In reply to Offwidth:
I have to echo the points jrck2 made. I came from a working class background, via a very average state comp, and read physics at Oxford. I've spent the best part of twenty years in education since then, both state and private, and my current work includes preparing applicants for their PAT papers and interviews, so I dare say I've seen this from more sides than most.
It is not Oxbridge's job to level out societal inequality. It's their job to pick the very very best from the pool of applicants. It's all very well saying that there are plenty of black candidates with AAA or better, but that's just a fairly minimal entry criterion. Imagine telling Mourinho that he has to better represent Mancunians in his side, and it'll be fine because there seem to be lots of kids from Manchester who are pretty handy with a football.
The quality of a university education isn't just about the teaching and facilities; it is, in part, down to the relative ability of the people on the courses. I am quite sure I could have learned just as much science by going to UCL or Durham, and in some aspects it may well have made me a better scientist. But the reason Oxford changed me was being placed in an environment where I was surrounded, day in and day out, by some of the brightest people I'd ever met. It made me get better. Any quota system is going to dilute that.
About 2.6% of UK applications are from black students, compared to 3.0% of the total population, so there is a substantial shortfall in applications. This seems largely due to black students underperforming at school; 11% of white students get AAA or better, while around 4% of black students achieve the same level.
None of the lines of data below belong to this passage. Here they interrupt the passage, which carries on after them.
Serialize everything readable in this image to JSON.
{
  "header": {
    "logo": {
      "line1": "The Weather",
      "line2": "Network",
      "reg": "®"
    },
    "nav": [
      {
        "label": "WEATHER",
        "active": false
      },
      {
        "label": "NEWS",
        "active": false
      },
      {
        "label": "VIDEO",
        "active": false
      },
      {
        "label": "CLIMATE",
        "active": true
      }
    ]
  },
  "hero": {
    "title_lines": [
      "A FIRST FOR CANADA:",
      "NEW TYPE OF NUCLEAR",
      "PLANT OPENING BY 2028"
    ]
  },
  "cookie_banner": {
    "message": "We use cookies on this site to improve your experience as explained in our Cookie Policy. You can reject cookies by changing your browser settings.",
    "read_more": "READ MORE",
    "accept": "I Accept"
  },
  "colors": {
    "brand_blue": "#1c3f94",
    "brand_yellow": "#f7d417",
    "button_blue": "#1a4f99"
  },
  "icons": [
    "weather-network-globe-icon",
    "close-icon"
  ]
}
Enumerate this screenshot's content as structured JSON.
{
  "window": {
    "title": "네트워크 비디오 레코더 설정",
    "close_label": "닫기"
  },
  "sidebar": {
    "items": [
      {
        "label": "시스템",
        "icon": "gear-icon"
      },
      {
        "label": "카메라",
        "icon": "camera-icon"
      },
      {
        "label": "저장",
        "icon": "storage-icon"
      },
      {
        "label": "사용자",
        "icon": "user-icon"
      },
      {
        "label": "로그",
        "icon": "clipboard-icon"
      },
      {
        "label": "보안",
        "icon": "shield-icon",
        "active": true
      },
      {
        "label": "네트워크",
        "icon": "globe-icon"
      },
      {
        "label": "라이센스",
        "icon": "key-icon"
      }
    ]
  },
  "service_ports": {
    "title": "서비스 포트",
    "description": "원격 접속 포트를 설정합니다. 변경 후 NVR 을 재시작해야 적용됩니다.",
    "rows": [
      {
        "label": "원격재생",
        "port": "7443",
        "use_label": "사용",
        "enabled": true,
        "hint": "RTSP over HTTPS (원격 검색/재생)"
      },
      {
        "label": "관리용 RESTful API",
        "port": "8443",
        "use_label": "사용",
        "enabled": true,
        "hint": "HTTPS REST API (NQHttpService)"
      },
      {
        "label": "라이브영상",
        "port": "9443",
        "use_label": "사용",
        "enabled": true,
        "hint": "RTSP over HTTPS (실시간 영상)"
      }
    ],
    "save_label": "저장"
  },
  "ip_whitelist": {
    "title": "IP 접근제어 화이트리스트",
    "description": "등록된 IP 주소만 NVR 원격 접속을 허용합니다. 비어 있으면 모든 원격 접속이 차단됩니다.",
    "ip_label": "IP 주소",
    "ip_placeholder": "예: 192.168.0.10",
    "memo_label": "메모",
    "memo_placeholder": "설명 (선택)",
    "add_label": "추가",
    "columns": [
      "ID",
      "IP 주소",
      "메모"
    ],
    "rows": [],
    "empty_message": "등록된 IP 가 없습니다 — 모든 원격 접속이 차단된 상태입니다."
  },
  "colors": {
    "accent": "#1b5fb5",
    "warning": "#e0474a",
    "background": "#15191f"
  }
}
And one statistic that's been almost completely overlooked: black students miss their offer grades far more than other groups. When you compare offer % to take-up %, for every other group there is a couple of percentage points difference, representing those who choose to go elsewhere (very few, post-offer) or miss their grades. For black african students, 16% of applicants get offers but 11% take them up. 25% of black caribbean applicants get offers but 15% actually take them up. This is indicative that black students are significantly underperforming compared to expectation in their A level exams.
There is a major problem here, and it needs attention, but it's not at the university level. David Lammy is succeeding only in focussing the attention in the wrong place.
The argument about applications being needed earlier in the year is a red herring. If these pupils are bright enough to cope with Oxbridge then they can get their UCAS forms done on time. It's the same for all courses that have significant pre-tests and interview processes - medical, vet med and dentistry courses are just the same.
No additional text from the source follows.